The main objective of animal-rights activists in Britain recently has been to try to drive out of business a firm called Huntingdon Life Sciences, which conducts medical experiments on animals. The experiments, which the company conducts in a controlled environment, are needed by pharmaceutical companies, which have to show that drugs they develop have been properly tested before they can be authorized for clinical use. If Huntingdon Life Sciences were forced out of business, British pharmaceutical companies might have to do their experimental work abroad. This would be damaging to the companies, and the development of important new drugs could be delayed.
Huntingdon Life Sciences was exposed some time ago for unacceptable cruelty to primates, but they have taken action to prevent a recurrence and have been concentrating on experiments on rodents.
Unfortunately, the animal-rights activists have had some success as a result of their threats and violence against the company. The managing director was beaten up (the movement against the company denied responsibility) and the houses of managers and employees of the company have been picketed and their families have been threatened. Aiming to force the company out of business, pressure was put on banks that lent money to the company and on stockbrokers who were dealing in the company’s shares. The employees of the banks and brokers were threatened, as were some shareholders. Unfortunately, the banks and brokers decided to withdraw their support for the company, which has had to look to the United States for financial backing. The British government has condemned the pusillanimity of the banks and brokers and are proposing additional legislation to enable the addresses of directors and shareholders in companies such as Huntingdon Life Sciences to be kept confidential. Police resources have been stretched in efforts to protect directors and employees, and police have not been able to give adequate protection to individuals.
Recently, some beagle hounds were released from their kennels by animal-rights activists. The dogs, which are not suitable as pets, have not been found and many may have died.

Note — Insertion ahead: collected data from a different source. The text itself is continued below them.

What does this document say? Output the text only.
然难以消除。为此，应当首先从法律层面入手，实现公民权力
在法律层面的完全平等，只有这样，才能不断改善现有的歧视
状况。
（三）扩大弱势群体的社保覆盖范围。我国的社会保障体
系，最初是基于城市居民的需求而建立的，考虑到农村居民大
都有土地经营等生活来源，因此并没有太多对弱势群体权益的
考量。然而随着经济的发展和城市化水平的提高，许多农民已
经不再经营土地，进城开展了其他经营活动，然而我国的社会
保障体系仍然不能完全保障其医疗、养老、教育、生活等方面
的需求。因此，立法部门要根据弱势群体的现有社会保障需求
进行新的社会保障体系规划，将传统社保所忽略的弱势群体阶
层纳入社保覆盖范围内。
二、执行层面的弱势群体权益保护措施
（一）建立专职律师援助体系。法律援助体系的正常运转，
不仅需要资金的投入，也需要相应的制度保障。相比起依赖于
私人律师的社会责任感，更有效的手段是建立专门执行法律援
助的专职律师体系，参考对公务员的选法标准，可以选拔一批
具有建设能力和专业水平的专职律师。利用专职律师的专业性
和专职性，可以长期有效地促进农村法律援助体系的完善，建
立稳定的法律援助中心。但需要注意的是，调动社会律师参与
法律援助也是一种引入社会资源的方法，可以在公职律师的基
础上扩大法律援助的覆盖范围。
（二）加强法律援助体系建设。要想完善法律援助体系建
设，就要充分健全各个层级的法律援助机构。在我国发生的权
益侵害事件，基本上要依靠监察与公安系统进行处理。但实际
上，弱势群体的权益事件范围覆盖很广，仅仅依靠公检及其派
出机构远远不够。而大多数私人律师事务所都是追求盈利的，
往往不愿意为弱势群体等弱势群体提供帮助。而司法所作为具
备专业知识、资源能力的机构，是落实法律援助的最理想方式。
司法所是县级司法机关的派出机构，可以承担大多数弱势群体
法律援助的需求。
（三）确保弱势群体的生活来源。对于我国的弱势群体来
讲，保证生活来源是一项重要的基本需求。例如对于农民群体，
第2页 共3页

The animal-rights movement has backed the proposed legal ban on fox hunting in Britain. Hunting foxes with hounds is a traditional sport in the British countryside. The ban is supported by Labor MPs, most of whom come from urban constituencies and dislike the kind of landowning/gaming folk who enjoy the sport. The bill has been passed by the House of Commons but rejected by the House of Lords. The government could force the bill into law, but it may fail to do so before the general election now expected on June 7. I have no wish to take part in fox hunting and don’t care for most fox hunters, but I do wonder if fox hunting is any more cruel than dealing with foxes, which are vermin and a threat (especially to poultry), by using steel traps, which may simply maim, or by poison, which can harm other wildlife.

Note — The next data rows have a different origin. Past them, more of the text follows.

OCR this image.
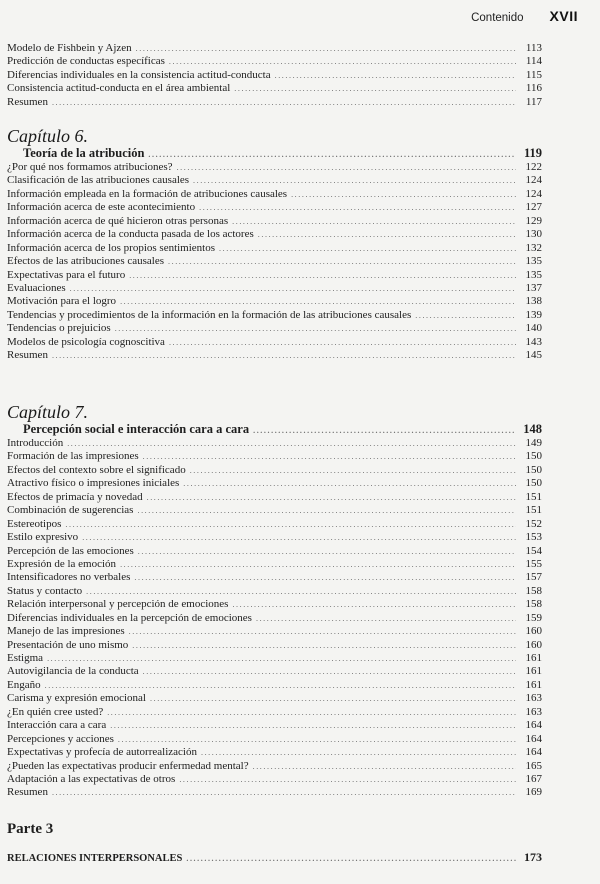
Contenido XVII
Modelo de Fishbein y Ajzen .....	113
Predicción de conductas específicas .....	114
Diferencias individuales en la consistencia actitud-conducta .....	115
Consistencia actitud-conducta en el área ambiental .....	116
Resumen .....	117
Capítulo 6.
Teoría de la atribución .....	119
¿Por qué nos formamos atribuciones? .....	122
Clasificación de las atribuciones causales .....	124
Información empleada en la formación de atribuciones causales .....	124
Información acerca de este acontecimiento .....	127
Información acerca de qué hicieron otras personas .....	129
Información acerca de la conducta pasada de los actores .....	130
Información acerca de los propios sentimientos .....	132
Efectos de las atribuciones causales .....	135
Expectativas para el futuro .....	135
Evaluaciones .....	137
Motivación para el logro .....	138
Tendencias y procedimientos de la información en la formación de las atribuciones causales .....	139
Tendencias o prejuicios .....	140
Modelos de psicología cognoscitiva .....	143
Resumen .....	145
Capítulo 7.
Percepción social e interacción cara a cara .....	148
Introducción .....	149
Formación de las impresiones .....	150
Efectos del contexto sobre el significado .....	150
Atractivo físico o impresiones iniciales .....	150
Efectos de primacía y novedad .....	151
Combinación de sugerencias .....	151
Estereotipos .....	152
Estilo expresivo .....	153
Percepción de las emociones .....	154
Expresión de la emoción .....	155
Intensificadores no verbales .....	157
Status y contacto .....	158
Relación interpersonal y percepción de emociones .....	158
Diferencias individuales en la percepción de emociones .....	159
Manejo de las impresiones .....	160
Presentación de uno mismo .....	160
Estigma .....	161
Autovigilancia de la conducta .....	161
Engaño .....	161
Carisma y expresión emocional .....	163
¿En quién cree usted? .....	163
Interacción cara a cara .....	164
Percepciones y acciones .....	164
Expectativas y profecía de autorrealización .....	164
¿Pueden las expectativas producir enfermedad mental? .....	165
Adaptación a las expectativas de otros .....	167
Resumen .....	169
Parte 3
RELACIONES INTERPERSONALES .....	173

Some animal-rights activists also apparently seek a ban on fly fishing and other forms of angling. This is a much more popular sport than fox hunting and is enjoyed by many town dwellers. Fortunately, it is very doubtful whether the Labor Party, which generally opposes fox hunting, would wish to push through such a ban, which would be opposed by public opinion and many of the party’s supporters.
The minds of the animal-rights activists are hard to fathom. Their failure to oppose the mass culling of animals suffering from foot-and-mouth disease suggests that they have strange double standards. Inevitably in the course of the current mass culling some animals will not have been killed in the humane way supposed to be used in abattoirs. Most ordinary people are appalled by the slaughter of lambs and calves that have not yet been infected. But if the activists oppose the slaughter policy adopted by the government, they have so far failed to make their voices heard.
The activists oppose fur farming, but do not raise much, if any, protest against the use of battery cages for rearing hens and turkeys or the factory farming that sadly has grown in strength in developed countries in recent years. Factory farming involves much more animal suffering than the experiments of Huntingdon Life Sciences, which could bring real benefits to sick people.
There have been times when British dog lovers have sharply criticized practices in Japan. The fact is that we should all try to prevent cruelty to animals, whether directly or by neglect. The slogan “a dog is for life, not for Christmas” makes an important point. But we need a sense of proportion and a properly balanced ethical approach. I can well understand people becoming vegetarians, as our younger daughter has. We have not yet reached that stage, but we eat much less meat than we did in the past and I prefer to grow my own vegetables, if possible using only organic methods.